Cape Town - It’s a warm Saturday evening at Bob’s District Six. YoungstaCPT takes the stage to emcee in the spring. Though hip-hop is a far cry from the single-reed stylings of District Six-born and bred Basil Coetzee’s saxophone, the message remains the same – each song is a story of a space contained; bursting with colour and content.
YoungstaCPT’s accent is steady and sincere. He easily escapes the Americanised twang so many home-grown rappers “impress” with. In the same way, District Six’s rebirth has managed to escape the Westernised gentrification suffered in other areas of Cape Town, such as Woodstock and Soutrivier. The drinks are cheap and the crowd is coloured. Where the elders once lived, now the youth roam free. It is as it should be. And if you pay just enough attention and stretch your ears past the bass, the emotion is audible.
There is no Star Bioscope, where musicians such as Taliep Petersen and Zayn Adam cut their teeth. Nevertheless, a new era has set the stage to reignite a hotspot for local musicians who represent a demographic of days gone by, the same demographic that, in a previous generation, drummed up protests through socially conscious lyrics.
“A fantastic city within a city,” acclaimed South African jazz pianist Abdullah Ibrahim once said of it.
“In the late 1950s and 1960s, when the regime clamped down, it was still a place where people could mix freely. It attracted musicians, writers [and] politicians at the forefront of the struggle … We played and everybody would be there.”
When the District died, the Cape Flats rose. And it’s here, years later, that artists such as Prophets of Da City, Black Noise and Brasse Vannie Kaap built the foundation of hip-hop in the Mother City, and set the scene for the South African rap game.
At 25 years old, it’s hard to believe that YoungstaCPT’s lyrics are a heritage site on their own. He has self-proclaimed his sound as faithfully “Kaapstad”, his language of choice: Afrikaaps, the prouder offspring of Gamtaal, a hybrid language born from tightknit multicultural communities like the District. It’s a multilingual melting pot of English, Afrikaans and Xhosa, representative of this township made of slaves from the Dutch East Indies (Indonesia as we know it today), west Africa and other areas.

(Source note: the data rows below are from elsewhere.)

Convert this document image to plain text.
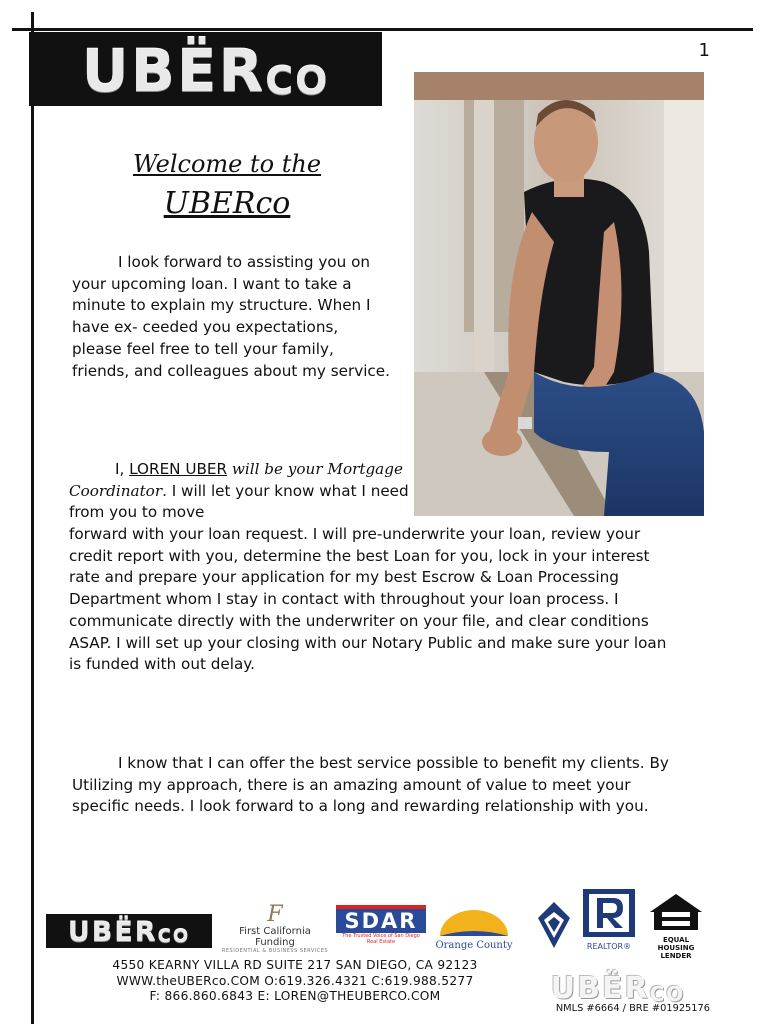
1
UBËR CO
Welcome to the
UBERco
I look forward to assisting you on your upcoming loan. I want to take a minute to explain my structure. When I have ex- ceeded you expectations, please feel free to tell your family, friends, and colleagues about my service.
I, LOREN UBER will be your Mortgage Coordinator. I will let your know what I need from you to move
forward with your loan request. I will pre-underwrite your loan, review your credit report with you, determine the best Loan for you, lock in your interest rate and prepare your application for my best Escrow & Loan Processing Department whom I stay in contact with throughout your loan process. I communicate directly with the underwriter on your file, and clear conditions ASAP. I will set up your closing with our Notary Public and make sure your loan is funded with out delay.
I know that I can offer the best service possible to benefit my clients. By Utilizing my approach, there is an amazing amount of value to meet your specific needs. I look forward to a long and rewarding relationship with you.
UBËR CO
F
First California Funding
RESIDENTIAL & BUSINESS SERVICES
SDAR
The Trusted Voice of San Diego Real Estate	Orange County	REALTOR®
EQUAL HOUSING
LENDER
4550 KEARNY VILLA RD SUITE 217 SAN DIEGO, CA 92123
WWW.theUBERco.COM O:619.326.4321 C:619.988.5277
F: 866.860.6843 E: LOREN@THEUBERCO.COM	UBËR CO
NMLS #6664 / BRE #01925176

The speakers of Gamtaal have always been the subjects of insult. Existentially, many of them remain burdened by the negative connotations the language held during apartheid. But the Afrikaaps movement is liberating the language from this ideological imprisonment. And, through music, artists such as YoungstaCPT are decolonising the language of the coloniser.
The declaration of District Six as a whites-only area under the Group Areas Act during apartheid resulted in the forced removal of more than 60 000 people. The area was repurposed into an eyesore of barren land, underdeveloped and flattened by bulldozers.
“It was here you must remember our children played their games/ And the skollie gangs smoked dagga, young lovers scratched their names/ These seven steps bear witness, can these stone steps forgive, the people who destroyed our homes and told us where to live?/ The children will revenge us, for better or for worse/ For they can clearly hear the steps and understand its curse/ For they too have been broken and scattered like the bricks/ The stones, cement and concrete that once was District Six.”
These emotional words, penned by Taliep Petersen and David Kramer for their hit musical District Six, were an ode to the obliteration of the sixth district of Cape Town, warmly known as Kanala-land. Its name insultingly replaced by Zonneblom, in memory of a colonial farm. The adage that was used to refer to the destroyed District seemed permanent – nothing will grow here again.
A revived shout
But it’s 51 years later and District Six finally crescendos from a post-traumatic apartheid murmur into a revived shout. The “city within a city” has been reclaimed, and it wears its original title with pride and that rare breed of earnest nostalgia.
“I’m a crazy Araby/ District Number Six/ Capetonian Malaysian.”
YoungstaCPT could not have spoken truer words in honour of the town and its people that night.
And while the signpost on Keizersgracht Street still bears the name of that old colonial farm, the corners of the suburb are once again alive with music. And people. Cape Malay people, coloured people … the land’s original people.
It’s not enough and it’s not the same. Maybe the stone steps will never forgive the people who destroyed those homes and told its inhabitants where to live, but at least the children of those families, this next generation, can scatter among the bricks in a throwback to the haven that once was District Six.